The default is to read the first step (so it's seamless to data with a single step). While it's natural for your post-processing task, I'd argue that when dealing with Gb or Tb of data (which adios2 deals with other apps) that could easily get adios2 readers into allocation issues. Ultimately, that was the reasoning for not making it the default behavior (I wonder how h5py handles this at those scales). A solution would be to have a domain-specific wrapper around XGC post-processing readers in which this is the default behavior. Today, the user must be explicit (that's not an issue with numpy or h5py as they don't handle steps over separate arrays in their semantics). my_all_steps_nparray = read( var, steps_start=0, steps_count=nsteps )

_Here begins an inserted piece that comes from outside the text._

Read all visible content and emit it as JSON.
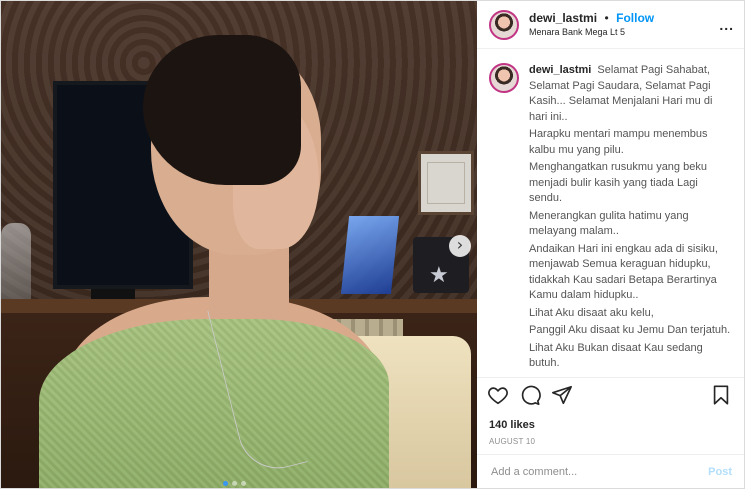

Often I will want to read in a subset in physical space of the data (e.g. a "ring" of data, and I have a radial-like coordinate (psi) that I can use to produce a list of indices

Thanks for bringing this up. The adios2 Python APIs don't have queries, this is a good time to check with @pnorbert about adding those. Currently, the high-level API only track steps and dimensions with a generic read function.

However, that issue to me isn't as important as the numpy-like indexing and slicing

That should be straight-forward built on top of the read function overloads, but won't match 1:1 the h5py and numpy semantics as what they call "step" is very different from what adios calls "step" (they are neither MPI-block, nor streaming based).

fh[var][50:100:4]. is this 50,54,58, ...100 or a [50,100] selection for the first 4 adios2 steps? My point is that a lot more discussion is needed to fit adios2 semantics into a different conceptual paradigm.

Overall, the current adios2 high-level Python API is super-simple and more streaming oriented. You raised good points for the file-based post-processing scenario that h5py is designed for without the burden of tracking steps or MPI-based blocks. Hope it helps, thanks.

eisenhauer commented 10 months ago

Closed as inactive.